The aforementioned LiDAR technology has become so advanced to date that it is now able to navigate even above the canopy of forests, while still keeping count of the individual trees below and measuring height and girth – an invaluable resource to foresters and researchers. However, it is worth noting that currently, LIDAR is relatively limited in terms of scale, so while it can be used to accurately measure, count and detect trees, the capabilities for human or wildlife monitoring are not quite as advanced at this time.
Drone imaging capabilities can also be used to monitor and track wildlife habits, locations or migration patterns. Infrared imaging can deliver clear pictures even in darkness or inclement weather. Movement recognition software can track animals, creating detailed data banks of movement, migration, habitat preferences and aggression.
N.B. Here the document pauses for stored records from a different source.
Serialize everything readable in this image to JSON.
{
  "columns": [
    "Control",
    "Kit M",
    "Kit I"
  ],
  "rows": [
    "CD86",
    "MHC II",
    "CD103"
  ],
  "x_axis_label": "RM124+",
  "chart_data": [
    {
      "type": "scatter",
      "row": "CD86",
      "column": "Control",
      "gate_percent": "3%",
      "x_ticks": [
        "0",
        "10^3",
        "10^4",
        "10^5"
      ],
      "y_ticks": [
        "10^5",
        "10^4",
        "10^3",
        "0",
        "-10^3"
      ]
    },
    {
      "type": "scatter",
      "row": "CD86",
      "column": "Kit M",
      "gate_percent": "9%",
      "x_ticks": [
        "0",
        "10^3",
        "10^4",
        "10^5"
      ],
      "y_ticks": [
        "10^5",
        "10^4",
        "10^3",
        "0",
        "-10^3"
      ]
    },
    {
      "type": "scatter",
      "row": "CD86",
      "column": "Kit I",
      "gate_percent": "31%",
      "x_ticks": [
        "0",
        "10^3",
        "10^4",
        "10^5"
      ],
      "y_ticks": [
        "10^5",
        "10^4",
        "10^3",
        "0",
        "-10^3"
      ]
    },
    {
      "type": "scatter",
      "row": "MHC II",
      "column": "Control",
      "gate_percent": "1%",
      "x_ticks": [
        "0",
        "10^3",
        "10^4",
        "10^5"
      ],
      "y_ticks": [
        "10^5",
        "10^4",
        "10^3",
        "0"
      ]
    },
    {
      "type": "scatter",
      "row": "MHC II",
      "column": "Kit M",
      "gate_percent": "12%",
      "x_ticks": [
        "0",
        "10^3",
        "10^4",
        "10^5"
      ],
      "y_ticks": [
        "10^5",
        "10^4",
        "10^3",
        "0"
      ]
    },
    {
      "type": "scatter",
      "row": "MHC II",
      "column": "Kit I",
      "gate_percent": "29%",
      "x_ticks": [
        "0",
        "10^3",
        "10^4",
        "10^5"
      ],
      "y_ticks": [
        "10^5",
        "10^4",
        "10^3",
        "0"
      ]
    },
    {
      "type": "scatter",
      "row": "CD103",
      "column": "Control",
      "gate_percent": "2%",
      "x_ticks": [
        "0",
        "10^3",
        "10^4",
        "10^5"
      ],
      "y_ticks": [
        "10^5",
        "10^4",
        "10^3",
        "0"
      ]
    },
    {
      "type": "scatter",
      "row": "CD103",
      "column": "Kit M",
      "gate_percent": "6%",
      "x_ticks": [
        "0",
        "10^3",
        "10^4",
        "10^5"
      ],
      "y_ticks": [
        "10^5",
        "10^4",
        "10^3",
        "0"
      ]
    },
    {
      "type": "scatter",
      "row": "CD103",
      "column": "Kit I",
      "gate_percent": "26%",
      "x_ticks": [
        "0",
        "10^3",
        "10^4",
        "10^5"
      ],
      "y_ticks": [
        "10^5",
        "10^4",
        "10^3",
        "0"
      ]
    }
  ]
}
This data is invaluable to park rangers, wildlife enthusiasts, licensed hunters and police alike.
Additionally, this technology has the power to dramatically decrease the amount of illegal poaching in sensitive areas such as South Africa. The data collected can provide researchers, conservationists and law enforcement with a detailed and continuously updated set of imaging and tracking to further enhance animal protection and enable an immediate reaction to danger that is not available with typical stationary cameras or traditional on-foot patrols. Drones equipped with motion tracking and thermal imagery have already been successful in identifying and countering potential threats to endangered wildlife.
Similar to the technology available to track and monitor wildlife, advanced drone systems with AI software and facial recognition capabilities can help immensely with human security and safety within large, dense forests.
Search and rescue teams could use drone fleets to survey and scan deeply wooded areas for missing persons, saving precious time and resources with more than a 250% increase in efficiency. Drones are able to cover large areas with meticulous accuracy – something that individual officers and search patrols simply cannot do. Advanced AI software can be trained to spot human features and compile precise data point locations that can be converted into maps for further searches.
Offering greater accessibility and manoeuvrability than the likes of a helicopter (not to mention being a lot cheaper), drones can be used for continuous surveillance within forests, with many solutions allowing for real-time communication between the craft, the operator and the rest of the team on the ground. For example, camera-equipped drones can detect movement and the operator can then speak to the individual who has been spotted or guide a team towards them, increasing the safety of forest areas and keeping a record of suspicious activities for future safety planning.